Predictive quality analytics extract actionable insights from industrial data sources such as manufacturing equipment, environmental conditions, and human observations. The goal of predictive quality analytics is to determine actions such as adjusting machine settings or using different sources of raw materials that will improve the quality of the factory output. Using AWS IoT, industrial manufacturers can build predictive quality models which help them build better products. Higher quality products increase customer satisfaction and reduce product recalls.
The recommended reference architecture for predictive quality, not only monitors the state of the industrial equipment (asset condition monitoring) and predicts failures (predictive maintenance), but also monitors the quality of the manufactured product during all the steps of the production line, by adding computer vision and machine learning as you can see in the following picture:
Figure 7 – AWS IoT Industrial Reference Architecture for Predictive Quality
In this new architecture we add the following elements:
- Computer Vision to capture via images and/or videos the product in each of the phases. In this architecture,
- Thanks to AWS IoT Greengrass you can connect to any simple camera, perform the required protocol translation, and transform that camera in a smart camera by running machine learning inference at edge.
- Initially, enough images and/or videos have been uploaded to the cloud and stored in S3, to be able to train a vision machine learning model appropriate to your product. This model will do the detection of faulty products automatically.
- Once the machine learning model is trained, we can deploy this model in AWS IoT Greengrass, and run machine learning inference locally, so even if you lose connectivity to internet, you will be still able to do the inference and asses the quality locally.

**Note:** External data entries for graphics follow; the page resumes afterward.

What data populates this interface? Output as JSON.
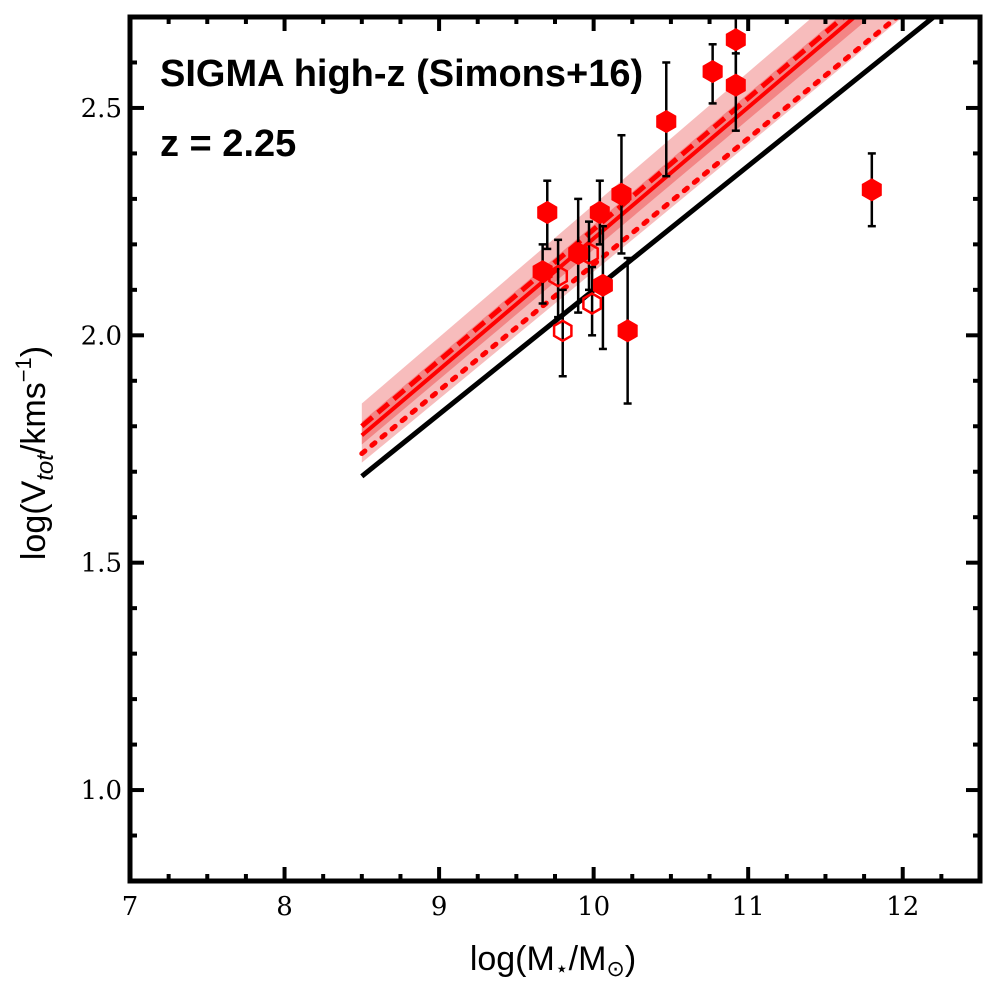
{
  "chart_data": {
    "type": "scatter",
    "title": "",
    "annotations": [
      "SIGMA high-z (Simons+16)",
      "z = 2.25"
    ],
    "xlabel_main": "log(M",
    "xlabel_sub1": "⋆",
    "xlabel_mid": "/M",
    "xlabel_sub2": "⊙",
    "xlabel_end": ")",
    "ylabel_main": "log(V",
    "ylabel_sub": "tot",
    "ylabel_mid": "/kms",
    "ylabel_sup": "−1",
    "ylabel_end": ")",
    "xlim": [
      7,
      12.5
    ],
    "ylim": [
      0.8,
      2.7
    ],
    "xticks": [
      7,
      8,
      9,
      10,
      11,
      12
    ],
    "xtick_labels": [
      "7",
      "8",
      "9",
      "10",
      "11",
      "12"
    ],
    "yticks": [
      1.0,
      1.5,
      2.0,
      2.5
    ],
    "ytick_labels": [
      "1.0",
      "1.5",
      "2.0",
      "2.5"
    ],
    "grid": false,
    "colors": {
      "points": "#ff0000",
      "reference_line": "#000000",
      "fit_line": "#ff0000",
      "band_outer": "#f4a0a0",
      "band_inner": "#f06060",
      "errorbar": "#000000"
    },
    "lines": [
      {
        "style": "solid",
        "color": "#000000",
        "x": [
          8.5,
          12.2
        ],
        "y": [
          1.69,
          2.7
        ]
      },
      {
        "style": "solid",
        "color": "#ff0000",
        "x": [
          8.5,
          12.0
        ],
        "y": [
          1.78,
          2.79
        ]
      },
      {
        "style": "dashed",
        "color": "#ff0000",
        "x": [
          8.5,
          12.0
        ],
        "y": [
          1.8,
          2.81
        ]
      },
      {
        "style": "dotted",
        "color": "#ff0000",
        "x": [
          8.5,
          12.0
        ],
        "y": [
          1.74,
          2.71
        ]
      }
    ],
    "bands": [
      {
        "name": "outer",
        "x": [
          8.5,
          12.0
        ],
        "y_low": [
          1.72,
          2.7
        ],
        "y_high": [
          1.85,
          2.87
        ]
      },
      {
        "name": "inner",
        "x": [
          8.5,
          12.0
        ],
        "y_low": [
          1.76,
          2.76
        ],
        "y_high": [
          1.81,
          2.82
        ]
      }
    ],
    "series": [
      {
        "marker": "filled-hexagon",
        "points": [
          {
            "x": 9.67,
            "y": 2.14,
            "ylo": 2.07,
            "yhi": 2.2
          },
          {
            "x": 9.7,
            "y": 2.27,
            "ylo": 2.19,
            "yhi": 2.34
          },
          {
            "x": 9.9,
            "y": 2.18,
            "ylo": 2.05,
            "yhi": 2.3
          },
          {
            "x": 10.04,
            "y": 2.27,
            "ylo": 2.2,
            "yhi": 2.34
          },
          {
            "x": 10.06,
            "y": 2.11,
            "ylo": 1.97,
            "yhi": 2.24
          },
          {
            "x": 10.18,
            "y": 2.31,
            "ylo": 2.18,
            "yhi": 2.44
          },
          {
            "x": 10.22,
            "y": 2.01,
            "ylo": 1.85,
            "yhi": 2.17
          },
          {
            "x": 10.47,
            "y": 2.47,
            "ylo": 2.35,
            "yhi": 2.6
          },
          {
            "x": 10.77,
            "y": 2.58,
            "ylo": 2.51,
            "yhi": 2.64
          },
          {
            "x": 10.92,
            "y": 2.65,
            "ylo": 2.56,
            "yhi": 2.75
          },
          {
            "x": 10.92,
            "y": 2.55,
            "ylo": 2.45,
            "yhi": 2.62
          },
          {
            "x": 11.8,
            "y": 2.32,
            "ylo": 2.24,
            "yhi": 2.4
          }
        ]
      },
      {
        "marker": "open-hexagon",
        "points": [
          {
            "x": 9.77,
            "y": 2.13,
            "ylo": 2.04,
            "yhi": 2.21
          },
          {
            "x": 9.8,
            "y": 2.01,
            "ylo": 1.91,
            "yhi": 2.1
          },
          {
            "x": 9.97,
            "y": 2.18,
            "ylo": 2.1,
            "yhi": 2.25
          },
          {
            "x": 9.99,
            "y": 2.07,
            "ylo": 2.0,
            "yhi": 2.15
          }
        ]
      }
    ]
  }
}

When industrial companies get started building IoT applications, they are often concerned about onboarding legacy equipment. data and device security, unexpected downtime, and getting valuable insight from collected data.
AWS IoT provides “plug and play” capabilities to connect with existing equipment, no matter what manufacturer, extract data from devices and control them in a secure way and finally to get the needed insights with all this data.
In this blog we have reviewed the recommended AWS IoT services and architectures to do Asset Condition Monitoring, Predictive Maintenance, and Predictive Quality to enable you to easily digitize your industry.